Editorial | Contre les abus
«Contre les abus»: c’est le maître mot de toutes les propositions en cours d’élaboration pour un nouveau durcissement du droit d’asile, après avoir été le leitmotiv de la dernière révision et de son arrêté urgent. «Contre les abus du droit d’asile», c’est aussi le titre de la nouvelle initiative que l’Union démocratique du centre (UDC) a déposée le 13 novembre dernier. Pourquoi se gêner? La formule a déjà fait la preuve de son efficacité.
Le problème, c’est que les abuseurs ne sont pas toujours ceux auxquels on pense. A force de vouloir traquer les abus, la loi sur l’asile a en effet été dotée d’instruments qui ouvrent aujourd’hui toute grande la porte aux abus… des autorités. C’est la Commission suisse de recours en matière d’asile (CRA) elle-même qui vient de le démontrer en désavouant l’usage fait par l’Office fédéral des réfugiés (ODR) de la notion médicale «d’âge osseux».
«Pour déterminer l’âge réel d’une personne, on ne peut tirer de conclusions absolues de la radiographie des os de la main, l’âge osseux pouvant varier d’un individu à l’autre notamment en fonction de sa race ou de son sexe», résume aujourd’hui la CRA en tête d’une décision de principe appelée à faire jurisprudence après plus d’une année d’usage intensif de cette méthode par l’ODR contre les requérants mineurs. Fort bien. Mais n’était-ce pas l’évidence dès le premier jour (cf. Vivre Ensemble, n°76, février 1999)?
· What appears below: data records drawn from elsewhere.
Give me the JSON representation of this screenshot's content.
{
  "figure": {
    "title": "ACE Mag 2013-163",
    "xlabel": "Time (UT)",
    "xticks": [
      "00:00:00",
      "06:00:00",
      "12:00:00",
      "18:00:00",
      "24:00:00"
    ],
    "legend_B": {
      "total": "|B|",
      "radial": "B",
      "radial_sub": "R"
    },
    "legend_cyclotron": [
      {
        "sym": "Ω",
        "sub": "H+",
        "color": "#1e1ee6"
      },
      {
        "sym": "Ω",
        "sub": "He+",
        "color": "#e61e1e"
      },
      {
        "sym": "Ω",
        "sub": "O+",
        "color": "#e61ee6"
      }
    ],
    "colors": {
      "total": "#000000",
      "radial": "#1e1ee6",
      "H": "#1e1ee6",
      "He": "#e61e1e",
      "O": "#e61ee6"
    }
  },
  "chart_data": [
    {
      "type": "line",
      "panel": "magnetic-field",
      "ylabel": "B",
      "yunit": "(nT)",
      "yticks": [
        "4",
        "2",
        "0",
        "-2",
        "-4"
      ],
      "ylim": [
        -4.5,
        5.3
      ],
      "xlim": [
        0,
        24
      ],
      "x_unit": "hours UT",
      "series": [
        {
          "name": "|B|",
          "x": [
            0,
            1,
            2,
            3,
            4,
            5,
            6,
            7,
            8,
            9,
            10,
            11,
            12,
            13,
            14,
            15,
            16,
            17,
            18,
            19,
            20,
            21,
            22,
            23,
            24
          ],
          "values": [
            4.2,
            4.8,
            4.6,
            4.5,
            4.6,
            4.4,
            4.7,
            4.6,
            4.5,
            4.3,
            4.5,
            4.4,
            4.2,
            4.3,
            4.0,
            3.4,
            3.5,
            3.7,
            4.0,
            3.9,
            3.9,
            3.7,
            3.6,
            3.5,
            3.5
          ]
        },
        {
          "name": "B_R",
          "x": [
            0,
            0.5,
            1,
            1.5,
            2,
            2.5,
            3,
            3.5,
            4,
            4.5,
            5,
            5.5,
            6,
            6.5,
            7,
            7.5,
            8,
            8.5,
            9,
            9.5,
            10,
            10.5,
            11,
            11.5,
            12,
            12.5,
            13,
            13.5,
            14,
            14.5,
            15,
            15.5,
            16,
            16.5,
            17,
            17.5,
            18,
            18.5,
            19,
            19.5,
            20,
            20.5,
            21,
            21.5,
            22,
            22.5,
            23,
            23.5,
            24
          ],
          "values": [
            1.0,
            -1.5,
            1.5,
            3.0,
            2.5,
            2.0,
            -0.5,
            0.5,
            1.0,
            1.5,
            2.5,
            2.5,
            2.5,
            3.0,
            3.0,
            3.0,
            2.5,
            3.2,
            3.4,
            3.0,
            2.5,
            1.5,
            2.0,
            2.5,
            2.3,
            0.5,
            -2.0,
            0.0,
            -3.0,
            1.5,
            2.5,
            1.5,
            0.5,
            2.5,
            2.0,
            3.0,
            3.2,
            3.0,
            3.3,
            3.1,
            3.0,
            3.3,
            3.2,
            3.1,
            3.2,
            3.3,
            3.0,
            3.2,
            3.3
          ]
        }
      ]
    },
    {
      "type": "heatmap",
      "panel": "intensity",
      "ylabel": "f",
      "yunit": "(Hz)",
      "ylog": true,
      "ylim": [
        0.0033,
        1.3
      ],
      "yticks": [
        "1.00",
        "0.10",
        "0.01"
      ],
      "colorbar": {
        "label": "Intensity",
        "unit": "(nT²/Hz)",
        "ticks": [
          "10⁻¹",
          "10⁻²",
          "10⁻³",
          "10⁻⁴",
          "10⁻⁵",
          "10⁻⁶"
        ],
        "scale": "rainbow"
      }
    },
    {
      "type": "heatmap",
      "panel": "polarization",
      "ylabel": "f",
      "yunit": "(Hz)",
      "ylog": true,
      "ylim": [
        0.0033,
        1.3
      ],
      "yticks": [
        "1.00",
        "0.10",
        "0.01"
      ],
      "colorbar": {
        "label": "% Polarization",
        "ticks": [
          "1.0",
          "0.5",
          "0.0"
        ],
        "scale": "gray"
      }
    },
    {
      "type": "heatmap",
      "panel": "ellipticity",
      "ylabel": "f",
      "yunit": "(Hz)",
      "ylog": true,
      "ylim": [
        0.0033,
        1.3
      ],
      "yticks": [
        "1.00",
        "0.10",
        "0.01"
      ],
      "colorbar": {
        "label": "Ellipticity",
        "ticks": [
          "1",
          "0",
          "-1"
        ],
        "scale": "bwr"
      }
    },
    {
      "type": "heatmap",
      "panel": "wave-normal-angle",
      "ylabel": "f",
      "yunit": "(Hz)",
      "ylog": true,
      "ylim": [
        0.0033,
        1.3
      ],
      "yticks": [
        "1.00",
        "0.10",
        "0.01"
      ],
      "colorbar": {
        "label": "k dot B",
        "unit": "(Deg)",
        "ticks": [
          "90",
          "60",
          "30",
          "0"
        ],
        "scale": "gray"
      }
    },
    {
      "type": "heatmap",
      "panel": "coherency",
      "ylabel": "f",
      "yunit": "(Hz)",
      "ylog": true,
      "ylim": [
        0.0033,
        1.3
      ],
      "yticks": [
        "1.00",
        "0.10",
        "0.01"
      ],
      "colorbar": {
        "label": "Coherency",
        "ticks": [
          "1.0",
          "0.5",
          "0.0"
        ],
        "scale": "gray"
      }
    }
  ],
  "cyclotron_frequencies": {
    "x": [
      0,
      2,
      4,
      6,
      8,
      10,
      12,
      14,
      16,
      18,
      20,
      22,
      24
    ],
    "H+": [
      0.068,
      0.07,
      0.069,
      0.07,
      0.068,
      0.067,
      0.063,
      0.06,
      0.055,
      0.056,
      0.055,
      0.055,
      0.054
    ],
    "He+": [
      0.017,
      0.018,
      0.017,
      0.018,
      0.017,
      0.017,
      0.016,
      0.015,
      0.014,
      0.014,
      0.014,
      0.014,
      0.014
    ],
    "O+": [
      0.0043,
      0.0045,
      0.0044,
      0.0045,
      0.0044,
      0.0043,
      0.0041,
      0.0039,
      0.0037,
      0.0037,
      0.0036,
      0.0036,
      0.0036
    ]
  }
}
Qui ne sait qu’en matière de développement physique il y a les grands et les petits, les gros et les maigres, les baraqués et les fluets? Qui ne sait que la grande variété des cas individuels implique parfois des écarts importants par rapport à la moyenne, et que celui qui n’est pas dans la norme n’est pas pour autant un menteur?
Et pourtant des dizaines de collaborateurs de l’ODR ont signé sans sourciller des centaines de décisions de renvoi immédiat au motif que l’âge allégué par le requérant ne coïncidait pas exactement avec l’âge osseux dont on le créditait. Un dérapage gravissime qui a été rendu possible par l’élargissement des critères de non entrée en matière voulu par l’arrêté urgent pour lutter «contre les abus». Et à cause d’une autre disposition abusive de la loi, qui limite à 24 heures le délai utile pour recourir dans ce genre de cas, la grande majorité n’a pu faire annuler ces décisions abusives.
Oui, il faut lutter contre les abus. En sachant qu’il est infiniment plus grave de renvoyer des réfugiés de bonne foi que de laisser passer un tricheur entre les mailles du filet. Telle qu’elle est, la législation sur l’asile autorise hélas d’innombrables abus qui mettent en danger la sécurité de ceux qui viennent nous demander asile.